The existing 1:5 scale, full-span NICETRIP model was modified to accommodate both T-tail and V-tail geometries.

A new set of rotor blades with a 40% bigger radius was also developed to better capture rotor inflow effects over the wings and empennages, improving the aerodynamics of the aircraft and reducing drag.  

New visualisation technique developed

The V-tail was wind-tunnel-tested in DNW-LLF, and a new technique was used to visualise the flow field around the NEXTTRIP V-tail. Particle image velocimetry (PIV) holds that a fluid seeded with tracer particles is assumed to faithfully follow flow dynamics, and is illuminated so that the particles are visible. This new approach involved the employment of large-scale PIV with helium-filled soap bubbles (HFSB) as particles. 

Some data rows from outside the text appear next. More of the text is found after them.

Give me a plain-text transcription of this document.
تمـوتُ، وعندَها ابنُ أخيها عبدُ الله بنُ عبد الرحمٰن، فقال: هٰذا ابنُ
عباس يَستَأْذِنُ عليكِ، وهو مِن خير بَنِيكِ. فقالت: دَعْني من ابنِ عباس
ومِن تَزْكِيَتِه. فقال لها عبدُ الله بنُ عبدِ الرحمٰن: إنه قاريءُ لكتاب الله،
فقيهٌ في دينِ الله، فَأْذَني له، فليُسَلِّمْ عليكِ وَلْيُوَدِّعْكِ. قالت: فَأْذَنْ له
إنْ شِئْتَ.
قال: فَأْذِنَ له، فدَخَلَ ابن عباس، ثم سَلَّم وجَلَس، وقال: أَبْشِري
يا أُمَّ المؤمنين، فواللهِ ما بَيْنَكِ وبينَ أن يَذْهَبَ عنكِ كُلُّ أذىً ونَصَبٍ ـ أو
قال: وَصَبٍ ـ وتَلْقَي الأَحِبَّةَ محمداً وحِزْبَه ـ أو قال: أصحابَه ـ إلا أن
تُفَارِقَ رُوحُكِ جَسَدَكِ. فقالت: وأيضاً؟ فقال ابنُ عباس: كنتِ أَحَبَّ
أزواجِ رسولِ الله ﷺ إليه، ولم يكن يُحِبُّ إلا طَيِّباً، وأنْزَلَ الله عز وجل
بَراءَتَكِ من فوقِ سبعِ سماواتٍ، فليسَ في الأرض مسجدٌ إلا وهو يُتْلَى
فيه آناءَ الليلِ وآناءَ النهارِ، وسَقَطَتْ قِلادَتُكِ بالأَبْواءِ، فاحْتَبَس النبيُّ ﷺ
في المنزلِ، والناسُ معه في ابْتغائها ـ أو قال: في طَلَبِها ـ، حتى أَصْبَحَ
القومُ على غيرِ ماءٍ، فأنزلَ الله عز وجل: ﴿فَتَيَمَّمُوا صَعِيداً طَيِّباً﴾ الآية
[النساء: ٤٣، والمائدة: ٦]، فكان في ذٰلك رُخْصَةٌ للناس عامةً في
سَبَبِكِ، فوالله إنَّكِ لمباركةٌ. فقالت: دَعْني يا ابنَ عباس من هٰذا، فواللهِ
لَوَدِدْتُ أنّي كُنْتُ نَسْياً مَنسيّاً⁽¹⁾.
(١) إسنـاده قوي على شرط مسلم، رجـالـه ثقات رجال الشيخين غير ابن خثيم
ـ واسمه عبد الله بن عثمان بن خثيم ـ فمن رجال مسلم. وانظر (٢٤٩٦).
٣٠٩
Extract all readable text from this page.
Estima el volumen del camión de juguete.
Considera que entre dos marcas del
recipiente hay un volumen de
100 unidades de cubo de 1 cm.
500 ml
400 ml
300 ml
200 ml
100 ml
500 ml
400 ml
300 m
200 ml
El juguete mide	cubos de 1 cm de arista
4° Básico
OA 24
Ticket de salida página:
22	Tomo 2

HFSB are both lighter and larger than conventional particles and they enhance light scatter. The technique yielded excellent flow visualisations, and was tested successfully up to 60m/s with a 3x3 seeding rate. 

The project also optimised its use of the wind tunnel, by using state-of-the-art remote controls on the model to operate all possible settings of the individual components independently, without the need to enter the wind tunnel to make model changes.

New heights

NEXTTRIP will be presented at several conferences over the coming year: the AIAA Aviation Forum (Washington DC, USA, 7-11 June 2021) and the 47th European Rotorcraft Forum (Glasgow, UK, 7-10 September 2021); 

The results will be used in a follow-up project, HIGHTRIP. While NEXTTRIP successfully characterised the new empennages at low speeds, HIGHTRIP will build on those results to create a new tail that is optimised for higher speeds. The final tail will then be integrated into the NGCTR - TM demonstrator.

This project received € 2 582 756.90 in EU funding under the Horizon 2020 programme as part of Clean Sky, while the overall project costs were € 2 777 222.50. The topic manager was Leonardo Helicopters and the project partners were: NLR, DNW, DLR, HIT09, and Fokker.